FORDHAM — After a racial slur was found scrawled on a black student’s door and a swastika was found scratched into the wall of a dorm at Fordham University, junior Madelyn Murphy started thinking more about what these actions said about her school’s relationship to The Bronx.

She described them as indicative of a lack of respect and appreciation for the borough on campus.

“We’re a gated institution. That sends a message. We have guards at the gates. That sends a message,” she said. “And while safety is important, we are keeping our Bronx neighbors out.”

One sign of this attitude that Murphy said she found particularly egregious was the school’s lack of courses about The Bronx, something she and a group of other students quickly set out to remedy.

The result is a new class taught by African-American Studies Professor Mark Naison that will be offered at Fordham next fall called The Bronx: Immigration, Race and Culture.

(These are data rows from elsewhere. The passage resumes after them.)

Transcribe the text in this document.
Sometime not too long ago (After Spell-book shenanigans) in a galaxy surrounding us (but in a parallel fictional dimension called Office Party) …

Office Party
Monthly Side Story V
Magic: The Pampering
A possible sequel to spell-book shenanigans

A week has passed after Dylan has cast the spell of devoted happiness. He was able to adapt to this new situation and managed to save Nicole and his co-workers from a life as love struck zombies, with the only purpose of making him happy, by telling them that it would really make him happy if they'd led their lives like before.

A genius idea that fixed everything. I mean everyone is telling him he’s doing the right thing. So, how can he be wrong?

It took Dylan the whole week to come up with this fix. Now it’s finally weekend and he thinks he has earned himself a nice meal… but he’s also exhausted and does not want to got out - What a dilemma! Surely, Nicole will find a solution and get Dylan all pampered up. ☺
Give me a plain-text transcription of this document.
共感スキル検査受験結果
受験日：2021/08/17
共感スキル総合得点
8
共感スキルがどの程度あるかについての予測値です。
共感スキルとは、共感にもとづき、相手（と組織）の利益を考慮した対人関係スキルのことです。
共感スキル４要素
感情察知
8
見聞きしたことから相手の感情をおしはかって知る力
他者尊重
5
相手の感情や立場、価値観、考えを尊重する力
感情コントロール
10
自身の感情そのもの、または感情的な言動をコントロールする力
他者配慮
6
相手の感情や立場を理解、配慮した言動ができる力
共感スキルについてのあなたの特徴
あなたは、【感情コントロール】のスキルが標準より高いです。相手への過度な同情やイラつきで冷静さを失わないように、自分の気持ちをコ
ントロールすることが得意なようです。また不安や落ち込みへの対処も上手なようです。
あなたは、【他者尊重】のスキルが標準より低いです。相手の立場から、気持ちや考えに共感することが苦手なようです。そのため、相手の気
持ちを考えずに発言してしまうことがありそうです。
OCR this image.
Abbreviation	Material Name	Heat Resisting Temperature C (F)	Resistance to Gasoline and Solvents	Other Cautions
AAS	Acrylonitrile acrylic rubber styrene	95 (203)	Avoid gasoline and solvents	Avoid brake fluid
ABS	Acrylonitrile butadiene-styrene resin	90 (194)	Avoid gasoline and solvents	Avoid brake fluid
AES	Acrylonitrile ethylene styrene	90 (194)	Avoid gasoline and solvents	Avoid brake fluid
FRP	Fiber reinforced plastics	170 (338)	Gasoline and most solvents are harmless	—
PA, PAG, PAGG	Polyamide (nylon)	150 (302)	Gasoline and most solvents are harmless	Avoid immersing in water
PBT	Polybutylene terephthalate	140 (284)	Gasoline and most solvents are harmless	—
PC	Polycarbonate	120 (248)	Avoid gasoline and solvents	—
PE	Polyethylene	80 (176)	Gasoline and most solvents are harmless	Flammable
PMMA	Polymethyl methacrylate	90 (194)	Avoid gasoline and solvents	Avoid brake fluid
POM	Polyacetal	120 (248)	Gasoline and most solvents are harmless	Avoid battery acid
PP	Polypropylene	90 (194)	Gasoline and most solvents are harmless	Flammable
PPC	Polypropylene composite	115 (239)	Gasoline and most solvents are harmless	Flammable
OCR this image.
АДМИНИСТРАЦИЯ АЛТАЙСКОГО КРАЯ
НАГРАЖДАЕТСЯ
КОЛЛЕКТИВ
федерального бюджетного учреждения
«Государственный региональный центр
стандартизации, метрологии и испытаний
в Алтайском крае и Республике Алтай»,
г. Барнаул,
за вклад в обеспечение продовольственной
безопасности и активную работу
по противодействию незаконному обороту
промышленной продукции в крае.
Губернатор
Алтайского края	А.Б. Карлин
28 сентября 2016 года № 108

"Normally, it takes me two or three months to prepare a course," Naison said, "and I prepared this in a week and a half because a group of the student activists on campus persuaded me it was really important to get this on the books."

The course will study The Bronx from the 1930s up to the present day and examine the migration of African-Americans, Puerto Ricans and West Indians into the borough in the context of its changing economy, according to Naison.

"It looks at moments of accomplishment and moments of tragedy," Naison said. "But I think the difference is that, whereas the average person’s perception of The Bronx is probably 90 percent tragedy and 10 percent accomplishment, mine would probably be about 60 percent accomplishment and 40 percent tragedy."

The class will also focus on the huge amount of musical creativity that has existed in The Bronx for generations, helping shape genres like doo-wop, jazz, funk, salsa and hip-hop.

Naison said he got great suggestions for what to include in the course on Facebook, a sign of how interactive he hopes the class becomes.

"I'm going to have people from the community sit in on the class," he said. "I want people in the class to get out, and I want Bronx residents to come in."

The curriculum also directly reflects what Fordham's students want to learn about The Bronx, as Naison told Murphy to go talk to them and see what they were interested in after she approached him about creating the course, she said.

"Predominantly, it was about the music and the immigration and the different cultures that are here," she said.

Students in the course will have to write one short paper on a memoir, novel or travelogue about The Bronx, as well as a research paper that will require them to go out into the borough and look into a topic like the development of African-American businesses in the community, according to Naison.

Murphy said she was very excited about the course but maintained that Fordham still needed to offer more classes on the borough to help students gain a better understanding of it.

"I’m incredibly excited, but at the same time, one course on The Bronx I don’t think is enough," she said.

"I don’t understand why there’s not a class that you have to take on our community or on white privilege or on anything like that," she continued. "These are things that happen a lot, and people just don’t know."

Murphy said people are excited about the course, and she hopes to be one of the students enrolled in it when it launches next fall.

"The only thing that would keep me from taking it would be if my major class—thesis class—conflicts with it," she said, "but I hopefully will be taking it considering I argued for its creation."